In [ ]:
%matplotlib inline

How to use Xarray accessor

This example shows how to use the SpatialData accessor to extend the capabilities of xarray.

To extend xarray.DataArray you need only to load also pymepps with "import pymepps". The extensions could be used with the property xarray.DataArray.pp


In [ ]:
import matplotlib.pyplot as plt
import xarray as xr
import pymepps

To use the full power of pymepps, you have to set a grid. If you load the data with the xarray functions you have to set the grid afterwards. So the next step is to load a NetCDF model file with xarray. There are also pymepps functions to load model data. These are shown in another example.


In [ ]:
ds = xr.open_dataset('../data/model/GFS_Global_0p25deg_20161219_0600.nc')
t2m_max = ds['Maximum_temperature_height_above_ground_Mixed_intervals_Maximum']
print(t2m_max)

The grid definition is inspired by the climate data operators. So you could either generate your own grid (done in this example), or you could load a cdo-conform grid file.

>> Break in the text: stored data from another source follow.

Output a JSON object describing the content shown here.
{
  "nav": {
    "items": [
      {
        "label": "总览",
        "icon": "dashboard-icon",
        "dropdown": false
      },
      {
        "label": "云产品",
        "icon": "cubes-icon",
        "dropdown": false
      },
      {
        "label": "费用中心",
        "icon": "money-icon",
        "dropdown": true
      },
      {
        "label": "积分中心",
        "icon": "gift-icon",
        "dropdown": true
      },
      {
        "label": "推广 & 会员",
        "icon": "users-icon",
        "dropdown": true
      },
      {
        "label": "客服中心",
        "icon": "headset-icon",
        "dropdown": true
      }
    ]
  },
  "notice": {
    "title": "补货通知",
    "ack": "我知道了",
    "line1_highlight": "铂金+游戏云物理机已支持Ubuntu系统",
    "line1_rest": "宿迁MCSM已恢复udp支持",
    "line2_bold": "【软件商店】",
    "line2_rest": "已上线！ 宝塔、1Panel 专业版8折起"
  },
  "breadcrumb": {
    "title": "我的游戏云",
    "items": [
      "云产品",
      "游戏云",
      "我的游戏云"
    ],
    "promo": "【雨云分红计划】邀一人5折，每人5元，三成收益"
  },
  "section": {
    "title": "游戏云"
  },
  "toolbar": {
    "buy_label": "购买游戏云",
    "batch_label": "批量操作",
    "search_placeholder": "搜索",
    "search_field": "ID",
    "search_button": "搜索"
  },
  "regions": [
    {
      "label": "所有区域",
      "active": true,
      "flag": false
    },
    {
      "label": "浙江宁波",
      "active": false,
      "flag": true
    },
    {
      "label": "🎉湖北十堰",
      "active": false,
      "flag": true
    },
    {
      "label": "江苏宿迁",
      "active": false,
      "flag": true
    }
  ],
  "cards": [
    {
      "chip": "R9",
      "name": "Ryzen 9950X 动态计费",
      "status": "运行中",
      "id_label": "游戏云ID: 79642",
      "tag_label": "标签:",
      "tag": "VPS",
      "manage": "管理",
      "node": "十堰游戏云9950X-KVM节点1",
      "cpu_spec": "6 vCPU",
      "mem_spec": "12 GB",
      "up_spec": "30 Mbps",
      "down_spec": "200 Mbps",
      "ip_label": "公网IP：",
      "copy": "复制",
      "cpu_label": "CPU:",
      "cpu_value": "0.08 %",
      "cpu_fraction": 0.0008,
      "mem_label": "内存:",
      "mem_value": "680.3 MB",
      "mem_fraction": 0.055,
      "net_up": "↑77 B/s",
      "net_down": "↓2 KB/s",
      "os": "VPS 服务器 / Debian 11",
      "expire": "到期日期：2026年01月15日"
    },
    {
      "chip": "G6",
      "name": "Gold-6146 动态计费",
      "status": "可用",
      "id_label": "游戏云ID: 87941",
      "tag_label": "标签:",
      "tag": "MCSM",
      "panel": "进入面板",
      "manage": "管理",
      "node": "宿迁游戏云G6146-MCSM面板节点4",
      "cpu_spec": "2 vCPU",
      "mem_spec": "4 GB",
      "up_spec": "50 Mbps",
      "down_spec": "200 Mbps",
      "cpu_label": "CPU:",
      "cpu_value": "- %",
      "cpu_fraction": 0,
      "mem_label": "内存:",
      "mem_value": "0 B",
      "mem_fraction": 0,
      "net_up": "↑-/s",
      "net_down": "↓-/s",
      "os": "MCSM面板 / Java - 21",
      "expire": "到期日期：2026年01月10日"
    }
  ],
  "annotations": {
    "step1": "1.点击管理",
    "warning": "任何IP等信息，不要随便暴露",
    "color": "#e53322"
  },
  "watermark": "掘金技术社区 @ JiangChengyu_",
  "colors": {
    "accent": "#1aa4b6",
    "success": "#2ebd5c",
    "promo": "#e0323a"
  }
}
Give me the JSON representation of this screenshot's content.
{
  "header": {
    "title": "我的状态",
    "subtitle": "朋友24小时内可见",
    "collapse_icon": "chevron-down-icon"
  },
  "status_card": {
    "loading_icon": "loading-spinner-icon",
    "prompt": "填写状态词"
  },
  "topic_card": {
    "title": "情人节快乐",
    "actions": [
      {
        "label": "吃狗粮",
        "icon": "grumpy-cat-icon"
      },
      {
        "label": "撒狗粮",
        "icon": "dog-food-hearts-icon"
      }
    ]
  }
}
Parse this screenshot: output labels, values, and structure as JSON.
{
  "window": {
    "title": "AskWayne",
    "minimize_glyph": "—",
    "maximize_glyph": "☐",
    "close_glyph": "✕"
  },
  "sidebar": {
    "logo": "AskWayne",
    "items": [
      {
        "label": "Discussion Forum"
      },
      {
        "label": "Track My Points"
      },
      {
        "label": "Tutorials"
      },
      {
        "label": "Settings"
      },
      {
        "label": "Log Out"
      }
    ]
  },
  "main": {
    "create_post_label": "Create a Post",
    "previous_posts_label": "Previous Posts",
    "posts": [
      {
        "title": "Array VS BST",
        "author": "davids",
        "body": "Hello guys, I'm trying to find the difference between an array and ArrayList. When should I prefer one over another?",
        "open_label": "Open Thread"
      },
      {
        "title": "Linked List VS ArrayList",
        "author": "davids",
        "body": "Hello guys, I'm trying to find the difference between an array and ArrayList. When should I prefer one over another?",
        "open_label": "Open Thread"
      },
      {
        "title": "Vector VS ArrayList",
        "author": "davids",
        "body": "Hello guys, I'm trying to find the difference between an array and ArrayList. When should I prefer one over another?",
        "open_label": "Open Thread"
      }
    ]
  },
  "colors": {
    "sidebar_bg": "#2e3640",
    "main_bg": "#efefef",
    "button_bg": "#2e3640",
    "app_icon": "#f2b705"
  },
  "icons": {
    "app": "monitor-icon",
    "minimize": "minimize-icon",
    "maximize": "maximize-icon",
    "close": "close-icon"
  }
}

We could see that the grid is a structured latitude and longitude grid with a resolution of 0.25 degree.


In [ ]:
grid_dict = dict(
    gridtype='lonlat',
    xsize=t2m_max['lon'].size,
    ysize=t2m_max['lat'].size,
    xfirst=t2m_max['lon'].values[0],
    xinc=0.25,
    yfirst=t2m_max['lat'].values[0],
    yinc=-0.25,
)

We created our grid dict with the information. Now we have to build the grid. In pymepps you could use the GridBuilder to build the grid with given grid_dict.


In [ ]:
builder = pymepps.GridBuilder(grid_dict)
grid = builder.build_grid()
print(grid)

The next step is to set the grid for our dataset. For this we could use the set_grid method of the SpatialAccessor.


In [ ]:
t2m_max = t2m_max.pp.set_grid(grid)
print(t2m_max.pp.grid)

Now we set the grid. It is also possible to normalize the coordinates to allow a consistent processing of the model data.


In [ ]:
# Before normalization
print('Before:\n{0:s}\n'.format(str(t2m_max)))

t2m_max = t2m_max.pp.normalize_coords()
# After normalization
print('After:\n{0:s}'.format(str(t2m_max)))

We could see that the height_above_ground and the time variable are renamed to a more common name. The ensemble member is set to the default value 'det', while the runtime is set to the missing value None. Now lets plot the data with the xarray internal plot method.


In [ ]:
t2m_max.plot()
plt.show()

Lets make use of the SpatialAccessor to slice an area over germany. We would also transform the temperature unit to degree celsius. For this we could use the normal xarray.DataArray mathematical operations. After the transformation lets plot the temperature.


In [ ]:
# sphinx_gallery_thumbnail_number = 2
ger_t2m_max = t2m_max.pp.sellonlatbox([5, 55, 15, 45])
# K to deg C
ger_t2m_max -= 273.15
ger_t2m_max.plot()
plt.show()

If we use a xarray.DataArray method where the DataArray instance is copied, we have to set a new grid. This behaviour coud seen in the following code block.


In [ ]:
stacked_array = t2m_max.stack(stacked=('runtime', 'validtime'))
# we have to catch the error for sphinx documentation
try:
    print(stacked_array.pp.grid)
except TypeError:
    print('This DataArray has no grid defined!')

This seen behavior arises from the fact that the grid is depending on the grid coordinates of the DataArray and they could be changed with a xarray.DataArray method.